On the one hand, it’s a part of the world ERC wants to spend more time in. The WRC covers plenty of Western Europe – pushing further eastward, especially with Hungary’s disappearance being what’s created the gap, is the ERC’s goal. And you can’t go much further east in Europe than Cyprus.
That said, there’s the problem of the ferry to get there. It’s an expensive event to attend on a tight budget. Without a ferry subsidy, many international crews may simply opt not to turn up. Get that sorted and it becomes a sensible box tick for the ERC calendar.
Rally du Valais
This one can perhaps be considered the plug in and play option. Although Rally du Valais hasn’t been part of the ERC for seven years now (last won by Alexey Lukyanuk in 2015) the Swiss event is a known quantity and a big international rally with a high standard of organization that would have no trouble slotting into the ERC at short notice.
Its championship history is sublime too, running as part of the ERC as early as 1980 and welcome the Intercontinental Rally Challenge for two seasons in the late 2000s as well. But the real reason to go to Valais is the stages: they’re gorgeous – narrow, challenging and deceptively fast with views that are just to die for.
Even if you don’t know you have, we’ve all seen iconic imagery (see above) of the famous crossroads jump with the snowy mountains in the background. All great rallies have their iconic spots, and this feels ready-made for the live TV production ERC offers.
As does the rally.

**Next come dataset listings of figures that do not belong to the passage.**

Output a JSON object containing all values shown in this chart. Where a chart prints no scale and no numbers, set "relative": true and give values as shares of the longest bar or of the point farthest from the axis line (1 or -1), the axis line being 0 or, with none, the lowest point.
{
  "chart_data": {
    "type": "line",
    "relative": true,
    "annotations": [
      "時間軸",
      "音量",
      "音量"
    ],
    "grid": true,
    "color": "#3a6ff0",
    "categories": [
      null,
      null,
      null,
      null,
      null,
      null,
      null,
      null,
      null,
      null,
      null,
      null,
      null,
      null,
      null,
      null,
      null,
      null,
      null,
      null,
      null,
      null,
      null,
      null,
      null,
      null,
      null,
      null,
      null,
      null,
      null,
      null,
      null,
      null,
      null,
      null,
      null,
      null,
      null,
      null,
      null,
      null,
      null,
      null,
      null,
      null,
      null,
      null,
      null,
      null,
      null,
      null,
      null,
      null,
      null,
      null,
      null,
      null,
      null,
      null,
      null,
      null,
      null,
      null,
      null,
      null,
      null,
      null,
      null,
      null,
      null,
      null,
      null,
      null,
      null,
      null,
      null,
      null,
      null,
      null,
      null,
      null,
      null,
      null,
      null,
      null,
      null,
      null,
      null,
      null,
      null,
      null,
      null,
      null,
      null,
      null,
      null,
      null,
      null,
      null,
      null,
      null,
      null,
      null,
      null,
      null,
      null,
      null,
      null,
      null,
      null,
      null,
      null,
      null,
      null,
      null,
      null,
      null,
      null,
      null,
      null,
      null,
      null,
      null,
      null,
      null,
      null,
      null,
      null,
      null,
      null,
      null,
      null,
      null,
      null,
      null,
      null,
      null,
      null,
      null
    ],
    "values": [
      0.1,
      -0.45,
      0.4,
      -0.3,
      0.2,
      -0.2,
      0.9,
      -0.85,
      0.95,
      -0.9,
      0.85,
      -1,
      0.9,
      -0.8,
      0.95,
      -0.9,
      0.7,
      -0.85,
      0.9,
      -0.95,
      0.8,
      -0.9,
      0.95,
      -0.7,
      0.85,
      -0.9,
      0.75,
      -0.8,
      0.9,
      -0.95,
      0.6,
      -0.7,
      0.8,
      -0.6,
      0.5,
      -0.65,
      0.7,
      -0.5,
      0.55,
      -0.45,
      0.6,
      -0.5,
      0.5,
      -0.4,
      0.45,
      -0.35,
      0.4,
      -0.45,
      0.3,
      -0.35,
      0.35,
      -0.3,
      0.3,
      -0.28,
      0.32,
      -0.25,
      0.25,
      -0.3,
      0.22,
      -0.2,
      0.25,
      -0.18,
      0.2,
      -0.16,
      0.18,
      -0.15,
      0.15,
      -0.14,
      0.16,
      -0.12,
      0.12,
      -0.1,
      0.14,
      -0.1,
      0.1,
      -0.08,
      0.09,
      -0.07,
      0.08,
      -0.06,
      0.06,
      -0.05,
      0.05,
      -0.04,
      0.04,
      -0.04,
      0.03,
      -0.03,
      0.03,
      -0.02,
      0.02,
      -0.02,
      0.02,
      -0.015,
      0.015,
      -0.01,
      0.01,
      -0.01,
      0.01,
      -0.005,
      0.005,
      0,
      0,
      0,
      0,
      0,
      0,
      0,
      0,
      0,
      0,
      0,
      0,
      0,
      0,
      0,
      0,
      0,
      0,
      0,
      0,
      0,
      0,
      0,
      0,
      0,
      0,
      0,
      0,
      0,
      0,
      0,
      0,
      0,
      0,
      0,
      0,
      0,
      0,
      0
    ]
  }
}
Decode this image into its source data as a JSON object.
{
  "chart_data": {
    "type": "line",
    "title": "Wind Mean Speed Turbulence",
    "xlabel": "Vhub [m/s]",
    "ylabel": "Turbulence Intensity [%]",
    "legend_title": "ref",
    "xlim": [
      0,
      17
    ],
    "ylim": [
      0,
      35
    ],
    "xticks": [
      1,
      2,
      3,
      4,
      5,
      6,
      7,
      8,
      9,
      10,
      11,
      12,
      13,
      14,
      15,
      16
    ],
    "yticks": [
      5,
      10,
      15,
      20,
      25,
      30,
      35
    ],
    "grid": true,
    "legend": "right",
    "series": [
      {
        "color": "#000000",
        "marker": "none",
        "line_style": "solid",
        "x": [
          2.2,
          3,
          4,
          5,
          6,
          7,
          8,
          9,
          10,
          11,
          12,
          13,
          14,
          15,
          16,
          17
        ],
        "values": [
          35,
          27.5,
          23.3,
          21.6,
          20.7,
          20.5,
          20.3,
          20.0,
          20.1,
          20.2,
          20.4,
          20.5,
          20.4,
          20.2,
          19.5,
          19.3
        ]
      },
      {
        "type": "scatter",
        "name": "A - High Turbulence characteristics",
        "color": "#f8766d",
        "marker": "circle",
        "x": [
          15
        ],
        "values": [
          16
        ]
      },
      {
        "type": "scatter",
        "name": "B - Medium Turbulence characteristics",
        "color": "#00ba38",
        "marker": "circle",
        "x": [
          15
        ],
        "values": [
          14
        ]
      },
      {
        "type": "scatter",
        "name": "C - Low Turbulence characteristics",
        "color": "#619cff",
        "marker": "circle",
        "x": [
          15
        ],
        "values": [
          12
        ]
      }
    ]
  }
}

Geographically it’s near none of the other events, taps into yet another local rallying scene and will be running at the required mileage regardless of any ERC status in 2022. ERC could do a lot worse than returning to Valais.
Rally du Condroz-Huy
With Ypres Rally being parachuted back into the World Rally Championship, the ERC has lost its footprint in Belgium – and that’s a huge shame given the popularity of rallying in the country and the superb stages and organization on offer.
Step forward Rally du Condroz-Huy: one of Belgium’s biggest and most gruelling events.
Running in early November might leave a bit of a sizable gap from the end of Barum Rally Zlín in August, but other than that this one feels like a bit of a no-brainer, provided some of the safety concerns of recent years can be ironed out.
Traditionally the final round of the Belgian season (but this year running as the penultimate event before former ERC reserve Spa Rally), Condroz-Huy is a stern challenge due to the autumnal weather. This makes it colorful too – a big tick for the ERC in the new All Live era.
The rally is also huge in Belgium, arguably just as big as Ypres. Past winners don’t just include Belgian legends Patrick Snijers, Marc Duez and Kris Princen and its former WRC stars Freddy Loix, Bruno Thiry and François Duval, but also huge WRC names like none other than Sébastien Loeb and current M-Sport driver Craig Breen.
Linking up with the Belgian championship would provide a scintillating battle too given the strength of this year’s entry including the likes of Stéphane Lefebvre, Gino Bux, Grégoire Munster and Adrian Fernémont. I’d love to see it, hopefully WRC Promoter does too.